Phil assured Lisa he was fine and reiterated to her that he didn’t know why, but he had a sudden overwhelming feeling of despair. Although she was a “questionable hire” because of her relationship with the twins, Phil brought her on because he could trust an old buddy.

After all, the three of them hung-out since elementary school. The guy in charge, to her though, was not his normal upbeat self. He certainly wasn’t the same man that walked into the office that morning with a dozen fresh hot bagels and cream cheese spread. Bagels were something Phil treated his employees to every Monday morning.

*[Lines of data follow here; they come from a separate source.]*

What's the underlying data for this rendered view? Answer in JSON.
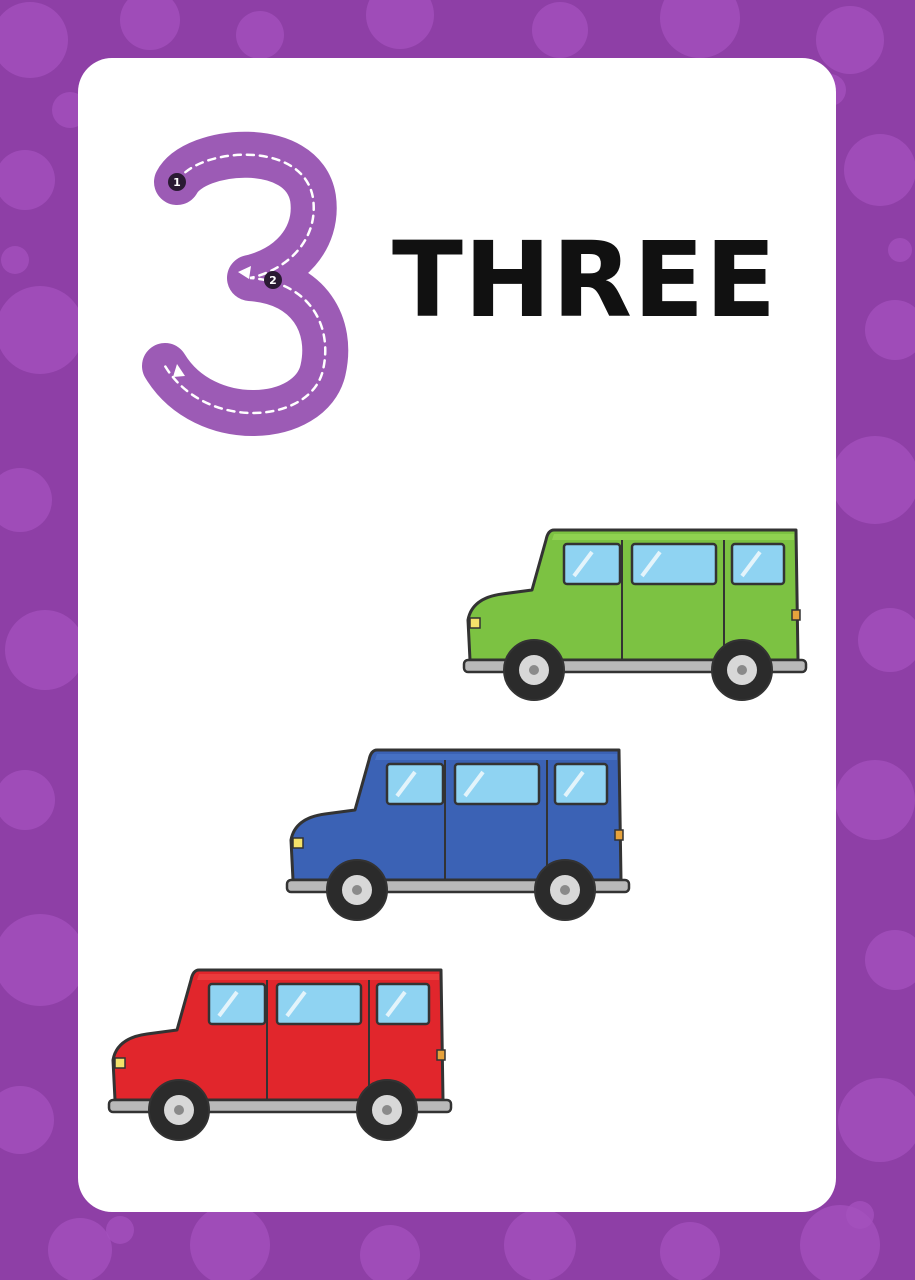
{
  "card": {
    "numeral": "3",
    "word": "THREE",
    "stroke_steps": [
      "1",
      "2"
    ]
  },
  "vehicles": [
    {
      "color": "green",
      "body": "#7cc242",
      "roof": "#8fd150"
    },
    {
      "color": "blue",
      "body": "#3b62b5",
      "roof": "#4670c4"
    },
    {
      "color": "red",
      "body": "#e1262c",
      "roof": "#ea3b3c"
    }
  ],
  "colors": {
    "background": "#8e3fa6",
    "bubble": "#a451bd",
    "card": "#ffffff",
    "numeral": "#9c5bb5",
    "word": "#111111",
    "window": "#8fd3f2",
    "tire": "#2b2b2b",
    "bumper": "#b9b9b9",
    "outline": "#333333"
  }
}
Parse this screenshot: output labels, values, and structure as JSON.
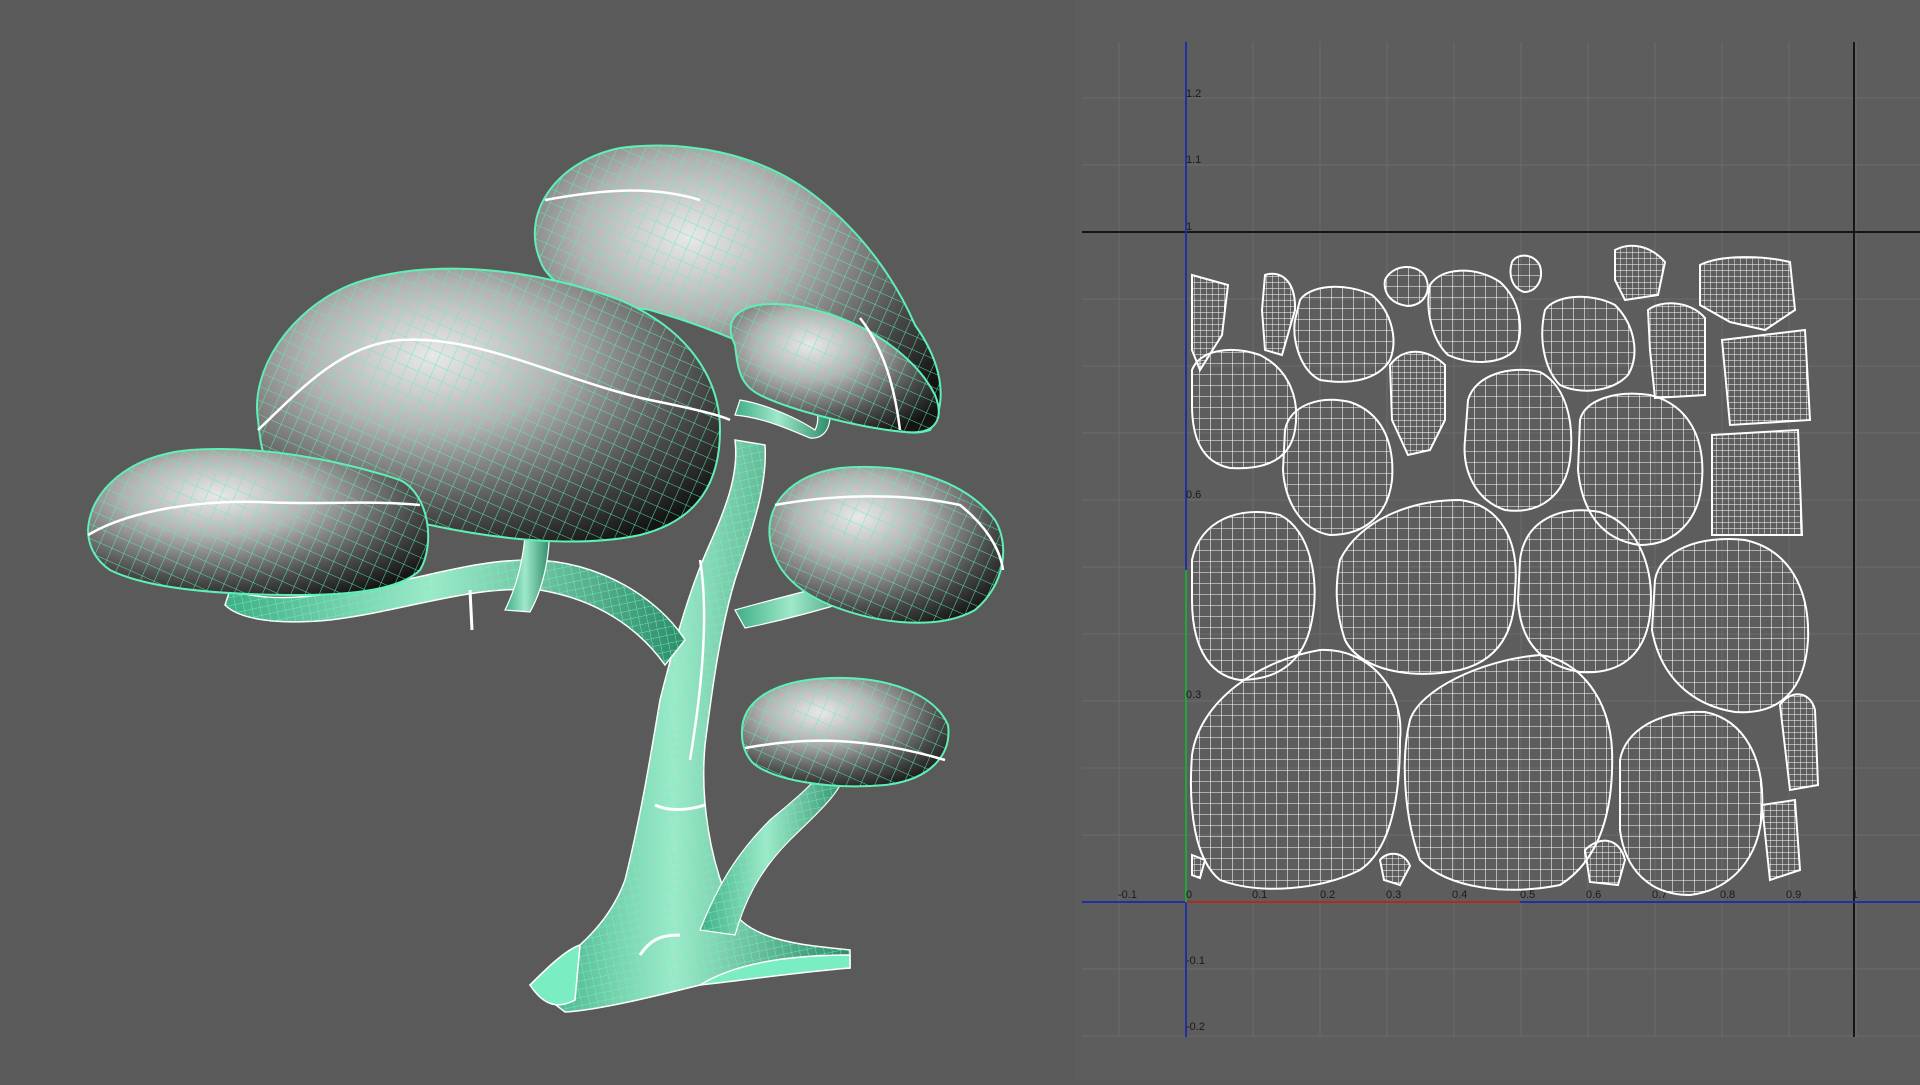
{
  "viewport": {
    "name": "3D perspective viewport",
    "object": "stylized tree mesh with UV seams"
  },
  "uv_editor": {
    "axes": {
      "u_ticks": [
        "-0.1",
        "0",
        "0.1",
        "0.2",
        "0.3",
        "0.4",
        "0.5",
        "0.6",
        "0.7",
        "0.8",
        "0.9",
        "1"
      ],
      "v_ticks": [
        "-0.2",
        "-0.1",
        "0.3",
        "0.6",
        "1",
        "1.1",
        "1.2"
      ]
    },
    "colors": {
      "background": "#5d5d5d",
      "grid": "#6c6c6c",
      "v_axis": "#1f2fa8",
      "u_axis_positive": "#b02a1f",
      "v_axis_positive": "#1fa83a",
      "uv_wire": "#ffffff",
      "mesh_wire": "#5ef0b4"
    }
  }
}
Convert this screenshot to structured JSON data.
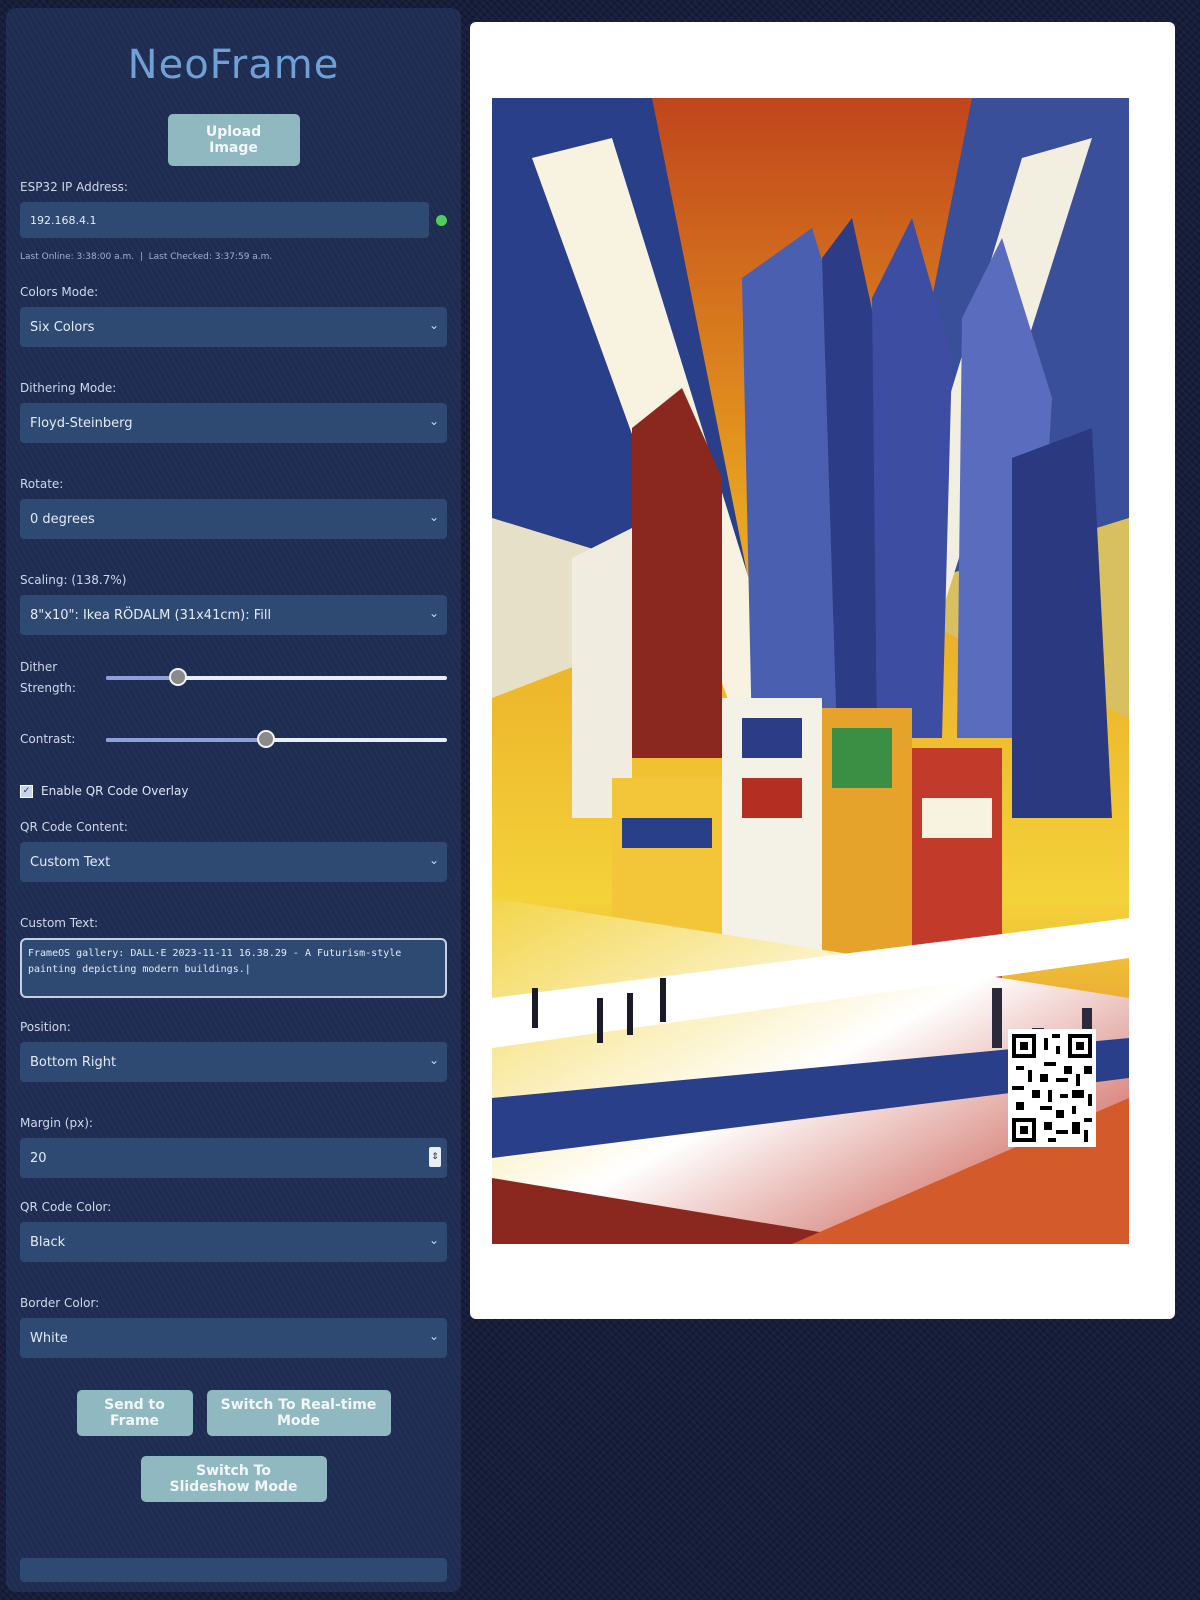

After five minutes of silence, Lisa gave up. She knew Phil wasn’t going to share any more with her. As a friend, she wasn’t going get squat from him about the mysterious, illuminating black cloud. Lisa finished her cigarette and left Phil standing outside in the brisk, November Portland breeze.

The sudden mood swing. The sudden chill. Lisa seeing a black cloud above his head.

These three events were stuck in Phil’s mind as he drove home later that day. He always tried to keep things professional between himself and his employees. Still, Lisa was a life-long confidant.

However, on that Monday he decided to break his own rule concerning worker’s under his supervision. Why not? Lisa had been there through thick-and-thin before. He wanted to let her know he was feeling better and that he appreciated her kindness earlier in the afternoon. Phil rang her up.

“Thanks for being, you know, there, Lisa. Didn’t mean to be such a …” stopping short of calling himself a douche. He assured her that he was back to his normal charming self. He asked if he could take her to lunch tomorrow to make up for being so, “douchey.” Lisa agreed.

That Tuesday lunch date would never happen.